Really early on in development I created some tools to generate block templates that get placed during map generation. This allows me to work with actual crafted sections of map (with variant buildings and other things that can be adjusted after the template is laid down). It’s more or less a requirement for cities since the classic “cave-style” procgen or even dungeon layout techniques don’t work as well as I’d like.
I create template patch objects that have a bunch of data attached to them such as exit points (for cities) as well as a variety of variable bits like spots for random decor and building styles (depending on the generation profile I’m using).
The block data that I save out actually even supports 9-slice scaling, so I can declare borders to be of a fixed size, but the center to be a repeating tile section that can be any size. It’s really useful in some situations like when I want a long crafted section of wall, or a large 4-lane boulevard on a city map.
For cities, however, I actually work mostly in blocks that are 4×4 in size, with street connectors that are 1, 2 or 4-lanes in size. If I want to make a larger block such as 4×8 or 12×16 I can do that as well. Getting the whole system to rotate blocks properly was probably the hardest part (you can see in the build right now that I have a few multi-tile objects that don’t yet collide properly… my work is never done).
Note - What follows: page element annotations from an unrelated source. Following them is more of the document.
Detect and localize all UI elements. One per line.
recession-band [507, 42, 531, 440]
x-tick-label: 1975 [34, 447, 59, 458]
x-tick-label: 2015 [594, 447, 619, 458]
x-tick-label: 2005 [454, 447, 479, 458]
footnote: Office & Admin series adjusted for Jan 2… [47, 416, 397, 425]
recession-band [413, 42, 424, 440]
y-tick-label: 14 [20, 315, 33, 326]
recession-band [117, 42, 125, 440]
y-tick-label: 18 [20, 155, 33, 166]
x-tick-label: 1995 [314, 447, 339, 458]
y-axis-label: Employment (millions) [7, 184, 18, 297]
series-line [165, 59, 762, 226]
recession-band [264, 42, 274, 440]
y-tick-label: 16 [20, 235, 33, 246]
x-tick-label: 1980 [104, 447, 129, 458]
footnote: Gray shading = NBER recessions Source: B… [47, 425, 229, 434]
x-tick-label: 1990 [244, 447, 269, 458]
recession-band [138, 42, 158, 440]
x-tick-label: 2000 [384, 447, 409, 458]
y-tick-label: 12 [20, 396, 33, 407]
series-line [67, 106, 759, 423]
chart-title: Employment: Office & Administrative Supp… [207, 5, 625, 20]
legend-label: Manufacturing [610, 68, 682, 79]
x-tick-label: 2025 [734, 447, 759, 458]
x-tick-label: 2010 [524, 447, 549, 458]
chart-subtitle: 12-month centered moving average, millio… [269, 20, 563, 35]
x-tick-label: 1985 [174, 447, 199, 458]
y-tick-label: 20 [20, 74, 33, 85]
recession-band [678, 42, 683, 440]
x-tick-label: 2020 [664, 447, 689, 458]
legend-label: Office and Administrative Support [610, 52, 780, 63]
I’ve got several workspace maps that I use to create these blocks of content (desert outpost, city, overworld, etc), and it’s a scalable system that could support a whole ton of layouts. When I say “damn I gotta work on content”, making 10x the tile variations and cities with specific flavors are ways that I could take advantage of the systems I’ve created.
Anyway, this approach isn’t particularly new but it works great for my needs… It deserves a more crunchy article dedicated to it, but it’ll have to go on the to-do list for sometime in the future. For now, hope the peek at the approach was a little interesting.